Proof. Each basis vector \(e_j\) of \(B\) can be written in the basis \(C\). Put those coordinate columns into a matrix: \[ P_{C \leftarrow B} = \begin{bmatrix} [e_1]_C & \cdots & [e_n]_C \end{bmatrix}. \] If \(v = x_1e_1 + \cdots + x_ne_n\), then multiplying by \(P_{C \leftarrow B}\) forms \[ x_1[e_1]_C + \cdots + x_n[e_n]_C, \] which is exactly \([v]_C\). The matrix is invertible because changing from \(B\)-coordinates to \(C\)-coordinates can be undone by changing back. \(\square\)

So a change-of-basis matrix is not doing something to the vector itself. It is translating between descriptions of the same vector.

Likewise, two different matrices can represent the same linear transformation if they are written using different bases.

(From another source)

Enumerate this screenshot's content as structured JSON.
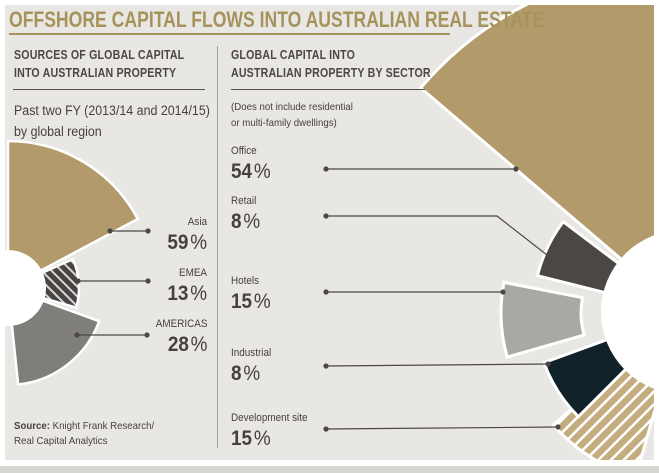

This is why statements like “this matrix has eigenvalues…” are a little imprecise. The main object is the linear operator, and the matrix is one coordinate representation of it.

Why diagonalization matters

Diagonalization is often taught as another algorithm:

  1. find eigenvalues
  2. find eigenvectors
  3. build (PDP^{-1})

But conceptually, diagonalization means:

Find a basis where the transformation acts independently on each coordinate direction.

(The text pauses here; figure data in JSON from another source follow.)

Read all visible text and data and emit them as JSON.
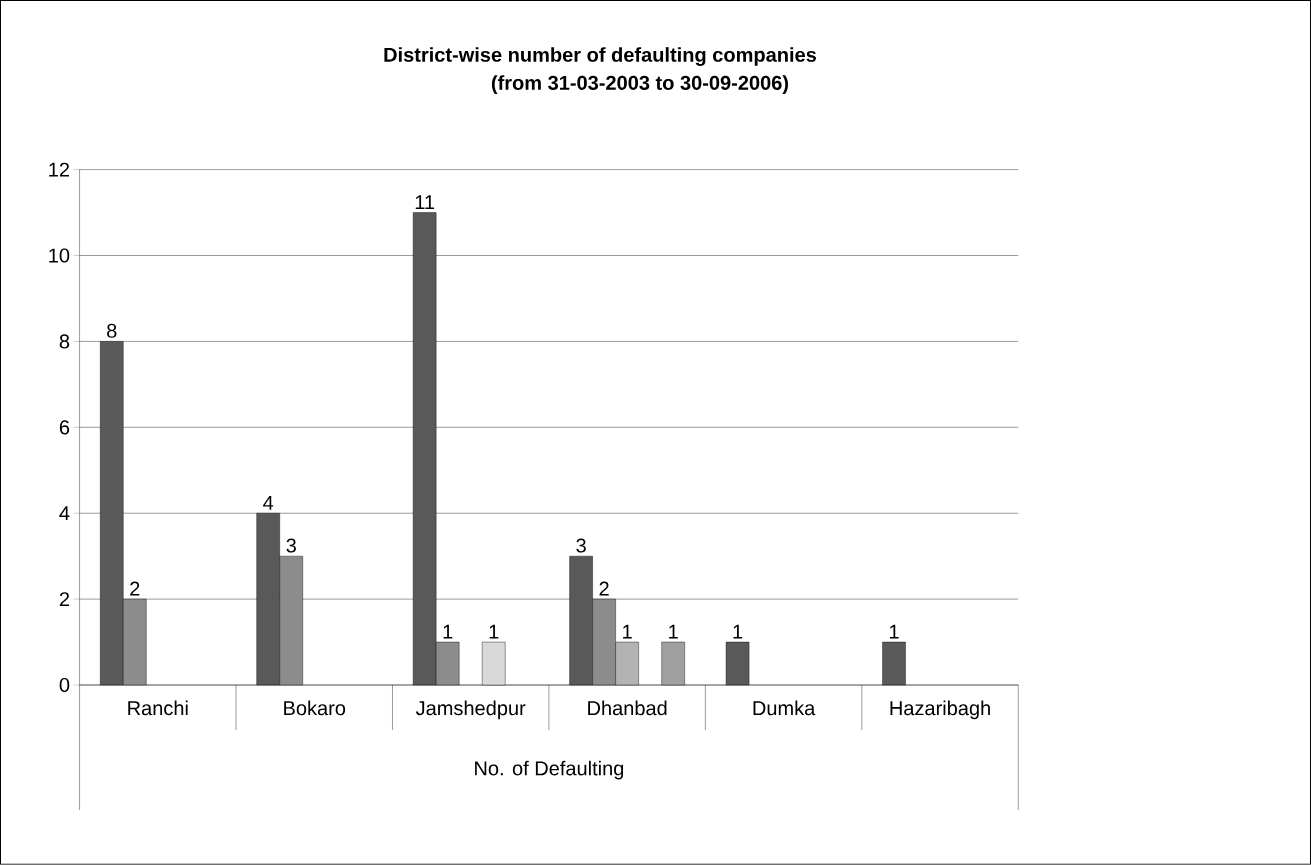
{
  "chart_data": {
    "type": "bar",
    "title": "District-wise number of defaulting companies",
    "subtitle": "(from 31-03-2003 to 30-09-2006)",
    "xlabel": "No. of Defaulting",
    "categories": [
      "Ranchi",
      "Bokaro",
      "Jamshedpur",
      "Dhanbad",
      "Dumka",
      "Hazaribagh"
    ],
    "series": [
      {
        "color": "#595959",
        "values": [
          8,
          4,
          11,
          3,
          1,
          1
        ]
      },
      {
        "color": "#8c8c8c",
        "values": [
          2,
          3,
          1,
          2,
          null,
          null
        ]
      },
      {
        "color": "#b3b3b3",
        "values": [
          null,
          null,
          null,
          1,
          null,
          null
        ]
      },
      {
        "color": "#d9d9d9",
        "values": [
          null,
          null,
          1,
          null,
          null,
          null
        ]
      },
      {
        "color": "#a0a0a0",
        "values": [
          null,
          null,
          null,
          1,
          null,
          null
        ]
      }
    ],
    "ylim": [
      0,
      12
    ],
    "yticks": [
      0,
      2,
      4,
      6,
      8,
      10,
      12
    ],
    "grid": "y",
    "data_labels": true
  }
}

If an operator is diagonal in some basis, then in that basis it just scales each basis vector:

\[T(e_i) = \lambda_i e_i\]
Proposition 5 (diagonalization is choosing an eigenbasis). Let \(T : V \to V\) be linear. If \(B=\{e_1,\dots,e_n\}\) is a basis of eigenvectors with \[ T(e_i) = \lambda_i e_i, \] then the matrix \([T]_B\) is diagonal, with diagonal entries \(\lambda_1,\dots,\lambda_n\).
Proof. The \(i\)-th column of \([T]_B\) is \([T(e_i)]_B\). Since \(T(e_i)=\lambda_i e_i\), this coordinate column has \(\lambda_i\) in the \(i\)-th slot and zeros everywhere else. So every off-diagonal entry is zero, and the diagonal entries are the eigenvalues. \(\square\)

That is why diagonal matrices are useful.

They are not useful because zeros are aesthetically pleasing. They are useful because the transformation has been expressed in coordinates where its behavior is decoupled.

The sentence to remember

Linear algebra is the study of linear transformations between vector spaces.

Matrices are coordinate descriptions of those transformations.

With that distinction in place, many standard facts become instances of the same idea:

The useful diagnostic question is:

What transformation does this matrix describe, and which bases are involved?

That question usually identifies the relevant object and the relevant coordinates.